This is the first time for a sports and disabilities program to be funded by the state department.
Twenty-six athletes and their coach visited Chicago for 10 days to experience accessibility in Chicago.
"They're doing a mix of sport and advocacy training so they can go back and be advocates for disability rights in Brazil," said Peggy Partenoff, executive director, World Chicago. "We wrote a grant to because Chicago did not get the bid for the Olympics, but Rio did, which was too bad, but when Rio did, we said let's still have a dialogue with Rio about the Olympics, about youth athletes. Chicago is a city that has a great disability rights community."
Visitors were joined by Chicago's athletes with disabilities as they explored the city and participated in different sports, like sled hockey.
"They don't have a lot of hockey or ice skating in Brazil. It's more summer outdoor," Partenoff said.

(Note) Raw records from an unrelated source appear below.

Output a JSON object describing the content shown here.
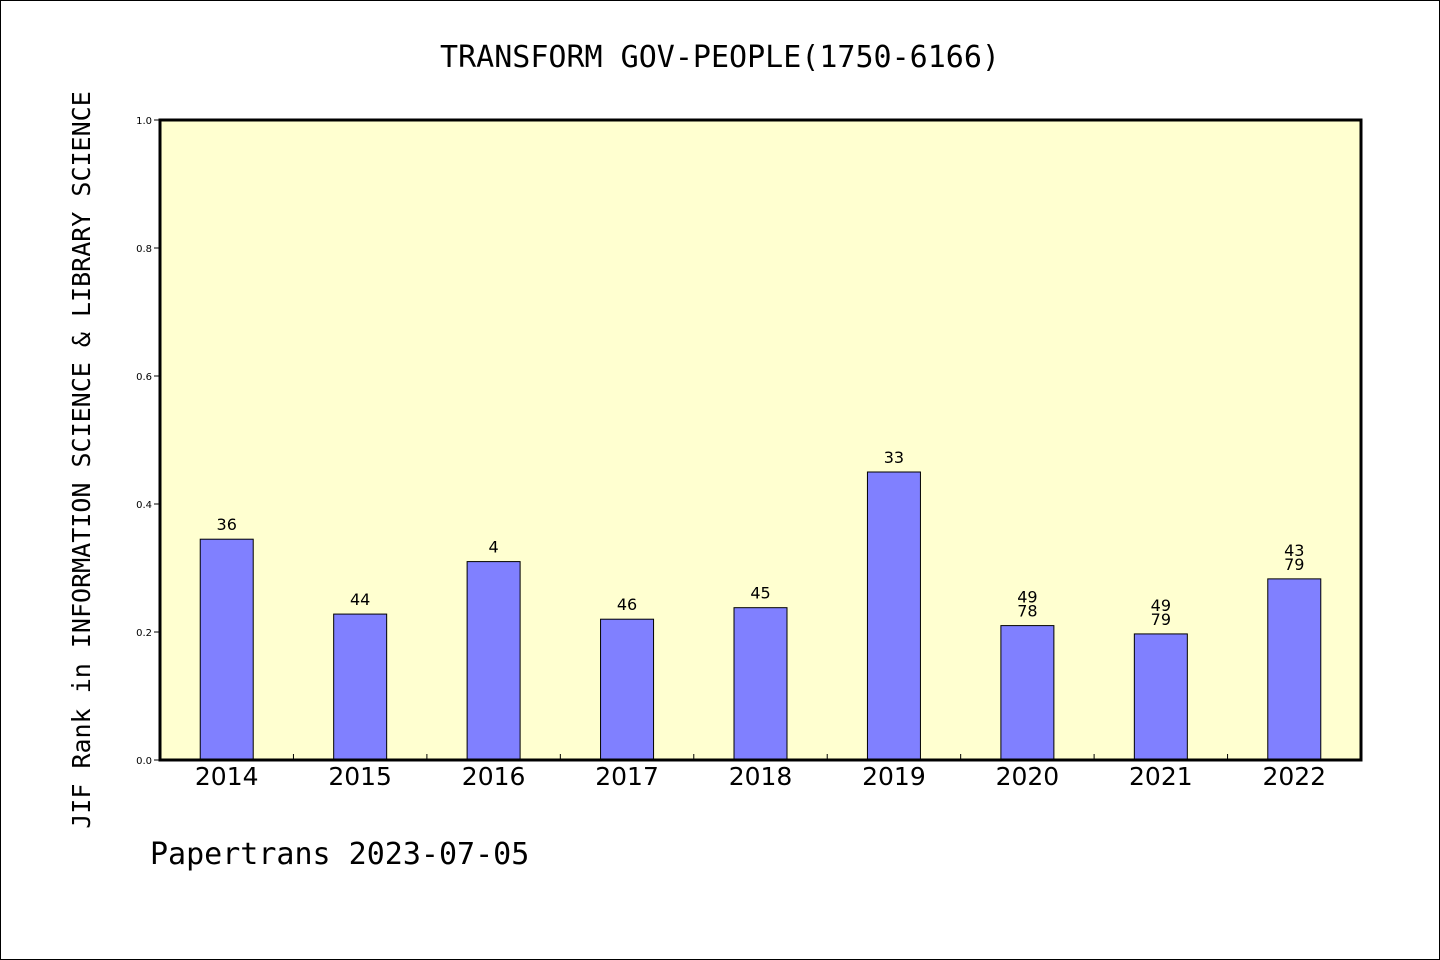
{
  "chart_data": {
    "type": "bar",
    "title": "TRANSFORM GOV-PEOPLE(1750-6166)",
    "xlabel": "",
    "ylabel": "JIF Rank in INFORMATION SCIENCE & LIBRARY SCIENCE",
    "ylim": [
      0,
      1
    ],
    "yticks": [
      "0.0",
      "0.2",
      "0.4",
      "0.6",
      "0.8",
      "1.0"
    ],
    "categories": [
      "2014",
      "2015",
      "2016",
      "2017",
      "2018",
      "2019",
      "2020",
      "2021",
      "2022"
    ],
    "values": [
      0.345,
      0.228,
      0.31,
      0.22,
      0.238,
      0.45,
      0.21,
      0.197,
      0.283
    ],
    "labels": [
      [
        "36"
      ],
      [
        "44"
      ],
      [
        "4"
      ],
      [
        "46"
      ],
      [
        "45"
      ],
      [
        "33"
      ],
      [
        "49",
        "78"
      ],
      [
        "49",
        "79"
      ],
      [
        "43",
        "79"
      ]
    ],
    "bar_color": "#8080ff",
    "plot_background": "#ffffd0",
    "grid": false,
    "legend": "none"
  },
  "footer": "Papertrans 2023-07-05"
}
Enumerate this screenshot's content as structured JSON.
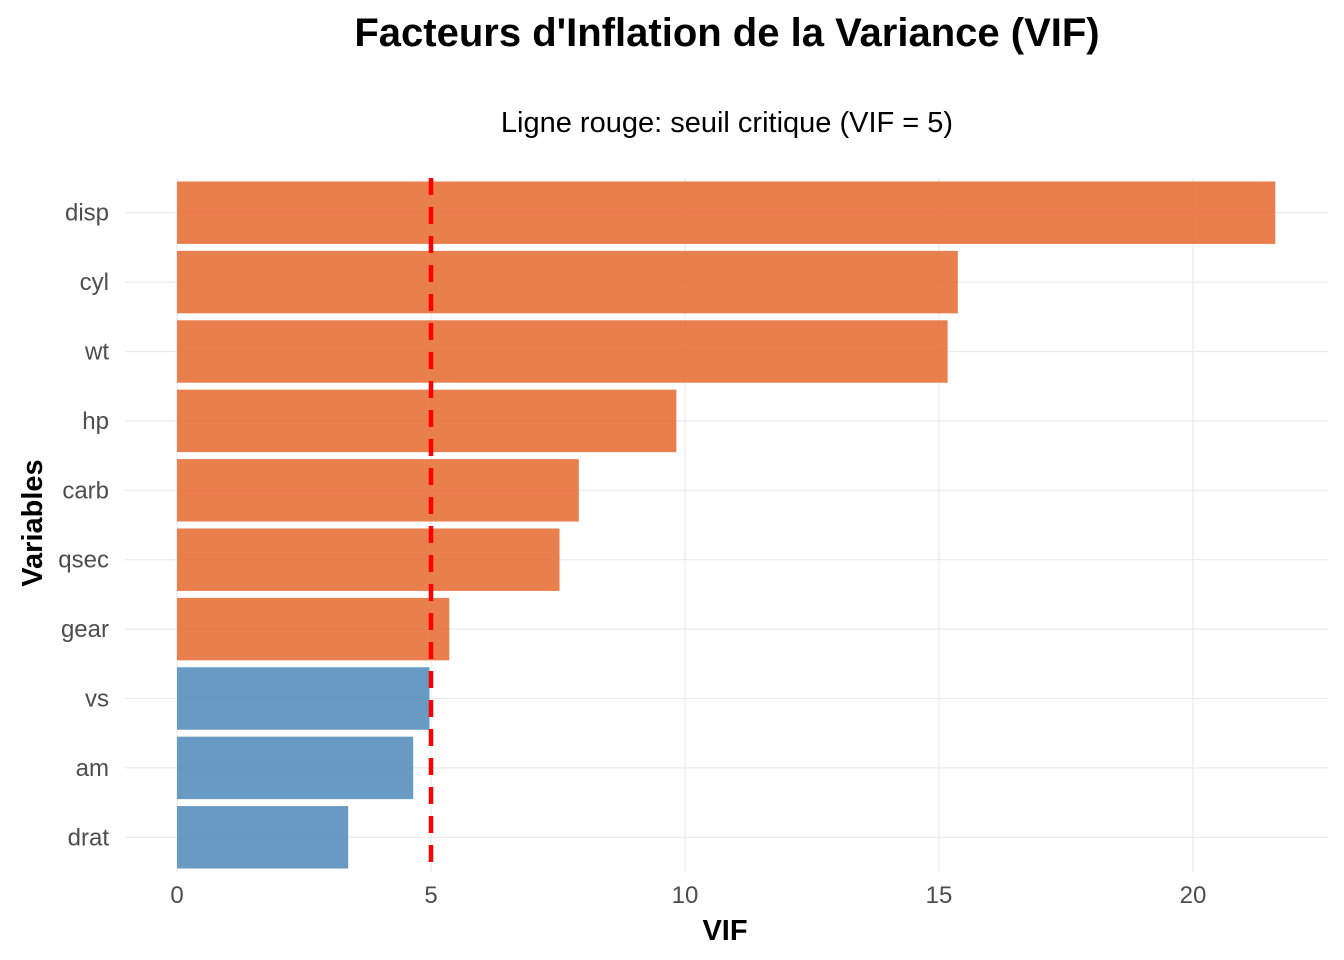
{
  "chart_data": {
    "type": "bar",
    "orientation": "horizontal",
    "title": "Facteurs d'Inflation de la Variance (VIF)",
    "subtitle": "Ligne rouge: seuil critique (VIF = 5)",
    "xlabel": "VIF",
    "ylabel": "Variables",
    "categories": [
      "disp",
      "cyl",
      "wt",
      "hp",
      "carb",
      "qsec",
      "gear",
      "vs",
      "am",
      "drat"
    ],
    "values": [
      21.62,
      15.37,
      15.17,
      9.83,
      7.91,
      7.53,
      5.36,
      4.97,
      4.65,
      3.37
    ],
    "xlim": [
      0,
      22
    ],
    "xticks": [
      0,
      5,
      10,
      15,
      20
    ],
    "xtick_labels": [
      "0",
      "5",
      "10",
      "15",
      "20"
    ],
    "threshold": 5,
    "threshold_color": "#ff0000",
    "color_above_threshold": "#e6692f",
    "color_below_threshold": "#4f88ba",
    "grid": true,
    "legend": "none"
  }
}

Tayna, 18, is a swimmer, although she had fun learning sled hockey. She loved the city
"It is a beautiful city, very accessible, warm, at least this time of the year. I am enjoying very much the city," she said.
Lucus is also 18. He plays basketball and is a big fan of Michael Jordan.
"I like a lot Michael Jordan because his life story and his lessons -- even your basketball is great," said Lucas.
Sport Coordinator Sileno is impressed with Chicago's sport programs.
"It's amazing, the sport, because people with disabilities, with a good arm, can practice, and the people who cannot use their upper body can be helped with the one who can't. So, it is very important the sport to be included for people with disabilities," Sileno said.